= The Moon of Manakoora =

Song written by Frank Loesser and Alfred Newman

"The Moon of Manakoora" is a popular song written by Frank Loesser (lyrics) and Alfred Newman (music) for the 1937 Paramount film The Hurricane starring Dorothy Lamour. Lamour sang the song in the film and also made a commercial recording of it.
The song "The Moon of Manakoora" is considered a standard and was Loesser's first success as a lyric writer.

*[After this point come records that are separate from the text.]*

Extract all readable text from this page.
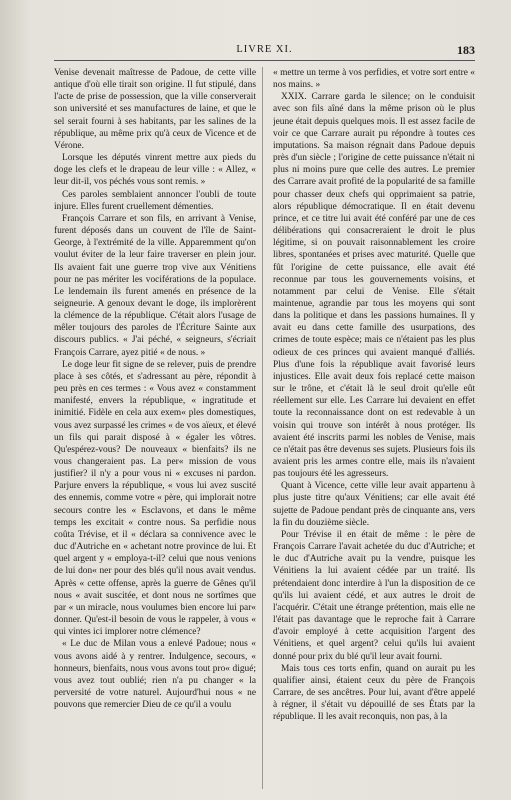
LIVRE XI.	183

Venise devenait maîtresse de Padoue, de cette ville antique d'où elle tirait son origine. Il fut stipulé, dans l'acte de prise de possession, que la ville conserverait son université et ses manufactures de laine, et que le sel serait fourni à ses habitants, par les salines de la république, au même prix qu'à ceux de Vicence et de Vérone.

Lorsque les députés vinrent mettre aux pieds du doge les clefs et le drapeau de leur ville : « Allez, « leur dit-il, vos péchés vous sont remis. »

Ces paroles semblaient annoncer l'oubli de toute injure. Elles furent cruellement démenties.

François Carrare et son fils, en arrivant à Venise, furent déposés dans un couvent de l'île de Saint-George, à l'extrémité de la ville. Apparemment qu'on voulut éviter de la leur faire traverser en plein jour. Ils avaient fait une guerre trop vive aux Vénitiens pour ne pas mériter les vociférations de la populace. Le lendemain ils furent amenés en présence de la seigneurie. A genoux devant le doge, ils implorèrent la clémence de la république. C'était alors l'usage de mêler toujours des paroles de l'Écriture Sainte aux discours publics. « J'ai péché, « seigneurs, s'écriait François Carrare, ayez pitié « de nous. »

Le doge leur fit signe de se relever, puis de prendre place à ses côtés, et s'adressant au père, répondit à peu près en ces termes : « Vous avez « constamment manifesté, envers la république, « ingratitude et inimitié. Fidèle en cela aux exem« ples domestiques, vous avez surpassé les crimes « de vos aïeux, et élevé un fils qui parait disposé à « égaler les vôtres. Qu'espérez-vous? De nouveaux « bienfaits? ils ne vous changeraient pas. La per« mission de vous justifier? il n'y a pour vous ni « excuses ni pardon. Parjure envers la république, « vous lui avez suscité des ennemis, comme votre « père, qui implorait notre secours contre les « Esclavons, et dans le même temps les excitait « contre nous. Sa perfidie nous coûta Trévise, et il « déclara sa connivence avec le duc d'Autriche en « achetant notre province de lui. Et quel argent y « employa-t-il? celui que nous venions de lui don« ner pour des blés qu'il nous avait vendus. Après « cette offense, après la guerre de Gênes qu'il nous « avait suscitée, et dont nous ne sortîmes que par « un miracle, nous voulumes bien encore lui par« donner. Qu'est-il besoin de vous le rappeler, à vous « qui vintes ici implorer notre clémence?

« Le duc de Milan vous a enlevé Padoue; nous « vous avons aidé à y rentrer. Indulgence, secours, « honneurs, bienfaits, nous vous avons tout pro« digué; vous avez tout oublié; rien n'a pu changer « la perversité de votre naturel. Aujourd'hui nous « ne pouvons que remercier Dieu de ce qu'il a voulu

« mettre un terme à vos perfidies, et votre sort entre « nos mains. »

XXIX. Carrare garda le silence; on le conduisit avec son fils aîné dans la même prison où le plus jeune était depuis quelques mois. Il est assez facile de voir ce que Carrare aurait pu répondre à toutes ces imputations. Sa maison régnait dans Padoue depuis près d'un siècle ; l'origine de cette puissance n'était ni plus ni moins pure que celle des autres. Le premier des Carrare avait profité de la popularité de sa famille pour chasser deux chefs qui opprimaient sa patrie, alors république démocratique. Il en était devenu prince, et ce titre lui avait été conféré par une de ces délibérations qui consacreraient le droit le plus légitime, si on pouvait raisonnablement les croire libres, spontanées et prises avec maturité. Quelle que fût l'origine de cette puissance, elle avait été reconnue par tous les gouvernements voisins, et notamment par celui de Venise. Elle s'était maintenue, agrandie par tous les moyens qui sont dans la politique et dans les passions humaines. Il y avait eu dans cette famille des usurpations, des crimes de toute espèce; mais ce n'étaient pas les plus odieux de ces princes qui avaient manqué d'alliés. Plus d'une fois la république avait favorisé leurs injustices. Elle avait deux fois replacé cette maison sur le trône, et c'était là le seul droit qu'elle eût réellement sur elle. Les Carrare lui devaient en effet toute la reconnaissance dont on est redevable à un voisin qui trouve son intérêt à nous protéger. Ils avaient été inscrits parmi les nobles de Venise, mais ce n'était pas être devenus ses sujets. Plusieurs fois ils avaient pris les armes contre elle, mais ils n'avaient pas toujours été les agresseurs.

Quant à Vicence, cette ville leur avait appartenu à plus juste titre qu'aux Vénitiens; car elle avait été sujette de Padoue pendant près de cinquante ans, vers la fin du douzième siècle.

Pour Trévise il en était de même : le père de François Carrare l'avait achetée du duc d'Autriche; et le duc d'Autriche avait pu la vendre, puisque les Vénitiens la lui avaient cédée par un traité. Ils prétendaient donc interdire à l'un la disposition de ce qu'ils lui avaient cédé, et aux autres le droit de l'acquérir. C'était une étrange prétention, mais elle ne l'était pas davantage que le reproche fait à Carrare d'avoir employé à cette acquisition l'argent des Vénitiens, et quel argent? celui qu'ils lui avaient donné pour prix du blé qu'il leur avait fourni.

Mais tous ces torts enfin, quand on aurait pu les qualifier ainsi, étaient ceux du père de François Carrare, de ses ancêtres. Pour lui, avant d'être appelé à régner, il s'était vu dépouillé de ses États par la république. Il les avait reconquis, non pas, à la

Manakoora, loosely translated to English, is "witchcraft", derived from "mana" meaning "magic" and "koora/kura" (pronounced "KUU-rah") meaning "lore" or "school" or "body of knowledge".

== Other recordings ==

The song has been covered by many other artists, including:

- The cast of TV series Glee
- Ambrose and His Orchestra
- Australian jazz vocalist Janet Seidel
- The Norman Luboff Choir
- Andy Williams (for his 1959 album To You Sweetheart, Aloha.)
- The Ames Brothers
- Chet Atkins
- Stanley Black
- Frankie Carle
- Benny Carter
- Frank Chacksfield
- Bing Crosby – The Crosby version was recorded on January 21, 1938, with John Scott Trotter and his Orchestra for Decca Records and reached the No. 10 position in the charts in 1938.
- Vic Damone (for his 1962 album Strange Enchantment)
- Eddie "Lockjaw" Davis
- Percy Faith
- Benny Goodman
- Burl Ives (for his 1965 album On the Beach at Waikiki)
- Harry James
- Kana King
- Andre Kostelanetz
- Gene Krupa
- Harry Leader
- Guy Lombardo
- Arthur Lyman
- Henry Mancini
- Tony Martin (with Ray Noble and his Orchestra. This recording reached the charts of the day and peaked in the No. 15 position.)
- Felix Mendelssohn’s Hawaiian Serenaders
- Buddy Merrill Orchestra
- Vaughn Monroe
- Alfred Newman
- Les Paul and Mary Ford
- Sonny Rollins
- Wayne Shorter
- The Ventures

The melody of the song appears in themes for the movies The Hurricane and Mr. Robinson Crusoe.